Rebus alzó los hombros.
– ¿Y tú vas a los Meadows? -preguntó.
Ella asintió con la cabeza pensando en otra cosa.
– ¿Por qué habrá tenido que ocurrir en una semana como ésta?
– Para eso nos pagan una pasta -dijo Rebus aspirando con fruición la nicotina.
Un gran paquete aguardaba a Rebus a la puerta de su piso. Le había dicho a Siobhan que después de los Meadows pasara por su casa a tomar una copa. Advirtió que la sala de estar necesitaba ventilarse y abrió de par en par la ventana. Llegaban ruidos de la marcha y voces de megáfono, tambores y silbatos. La tele retransmitía ya el Live 8, pero no había ningún grupo que él conociera. Bajó el volumen y abrió el paquete; dentro había una nota de Mairie -NO TE LO MERECES- seguida de páginas y páginas impresas: noticias sobre Pennen Industries a partir de su segregación del Ministerio de Defensa, recortes de las páginas de negocios con datos sobre aumentos de beneficios, perfiles con elogios y fotos de Richard Pennen. El perfecto hombre de negocios: acicalado, bien vestido, bien peinado, pelo canoso a pesar de sus escasos cuarenta y tantos años, gafas de montura metálica y una mandíbula cuadrada bajo una dentadura impecable.

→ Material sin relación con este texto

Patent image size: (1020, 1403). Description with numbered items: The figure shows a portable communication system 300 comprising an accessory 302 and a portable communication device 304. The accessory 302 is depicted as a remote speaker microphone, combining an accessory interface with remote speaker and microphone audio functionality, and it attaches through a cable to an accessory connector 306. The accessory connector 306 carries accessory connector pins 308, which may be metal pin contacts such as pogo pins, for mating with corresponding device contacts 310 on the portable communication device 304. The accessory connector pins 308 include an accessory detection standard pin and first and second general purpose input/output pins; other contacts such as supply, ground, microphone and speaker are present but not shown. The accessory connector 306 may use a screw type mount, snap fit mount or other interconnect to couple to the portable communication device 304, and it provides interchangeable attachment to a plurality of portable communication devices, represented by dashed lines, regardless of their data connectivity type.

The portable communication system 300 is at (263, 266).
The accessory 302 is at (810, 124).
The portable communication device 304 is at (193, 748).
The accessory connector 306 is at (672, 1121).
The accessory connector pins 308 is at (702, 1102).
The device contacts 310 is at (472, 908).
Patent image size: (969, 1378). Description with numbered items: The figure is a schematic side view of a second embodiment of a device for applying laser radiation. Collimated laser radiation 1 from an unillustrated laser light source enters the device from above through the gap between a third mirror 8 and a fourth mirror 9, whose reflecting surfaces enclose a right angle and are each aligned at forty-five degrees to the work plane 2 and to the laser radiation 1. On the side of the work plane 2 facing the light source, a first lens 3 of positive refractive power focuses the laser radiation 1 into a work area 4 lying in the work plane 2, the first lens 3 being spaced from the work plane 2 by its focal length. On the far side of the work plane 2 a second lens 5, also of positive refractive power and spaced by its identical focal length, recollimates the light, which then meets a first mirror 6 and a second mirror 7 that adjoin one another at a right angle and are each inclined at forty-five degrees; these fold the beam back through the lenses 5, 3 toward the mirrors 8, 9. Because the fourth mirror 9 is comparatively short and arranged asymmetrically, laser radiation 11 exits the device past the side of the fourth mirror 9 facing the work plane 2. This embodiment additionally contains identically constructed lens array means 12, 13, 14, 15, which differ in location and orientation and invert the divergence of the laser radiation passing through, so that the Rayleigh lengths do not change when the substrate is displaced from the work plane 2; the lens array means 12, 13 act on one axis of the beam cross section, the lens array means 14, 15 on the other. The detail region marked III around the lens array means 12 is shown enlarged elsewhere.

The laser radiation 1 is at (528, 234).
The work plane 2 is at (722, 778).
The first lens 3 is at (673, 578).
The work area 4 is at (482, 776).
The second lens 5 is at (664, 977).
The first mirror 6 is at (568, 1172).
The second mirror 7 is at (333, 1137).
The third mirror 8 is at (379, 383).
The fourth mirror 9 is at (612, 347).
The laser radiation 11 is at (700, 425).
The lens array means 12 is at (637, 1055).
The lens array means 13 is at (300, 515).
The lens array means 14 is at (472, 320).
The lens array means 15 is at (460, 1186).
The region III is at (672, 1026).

Richard Pennen había sido empleado del ministerio, algo así como un as del microchip y de los programas de ordenador, insistía en que su empresa no vendía armas sino simplemente componentes para hacerlas lo más eficaces posible, y citaban su afirmación: «Que en resumen es la mejor alternativa para todos». Rebus hojeó rápidamente entrevistas y datos sobre antecedentes. No había nada que vinculase a Pennen con Ben Webster, salvo que los dos eran del ámbito del «comercio». No era nada extraño que la empresa pagase a un parlamentario un hotel de cinco estrellas. Cogió otro grupo de páginas grapadas y dirigió un «gracias» silencioso a Mairie. La periodista le adjuntaba hojas y más hojas sobre Ben Webster. No incluían mucho sobre su carrera parlamentaria, pero cinco años atrás la prensa había dedicado atención a la familia tras la extraña agresión a la madre de Webster. Ella y el marido pasaban unas vacaciones en Borders, en un chalé alquilado cerca de Kelso; una tarde el padre salió al pueblo a comprar y a su regreso se encontró con que habían allanado el chalé y a su mujer estrangulada con un cordón de las persianas venecianas; agredida pero sin violación. Nada más faltaba dinero del bolso y el móvil.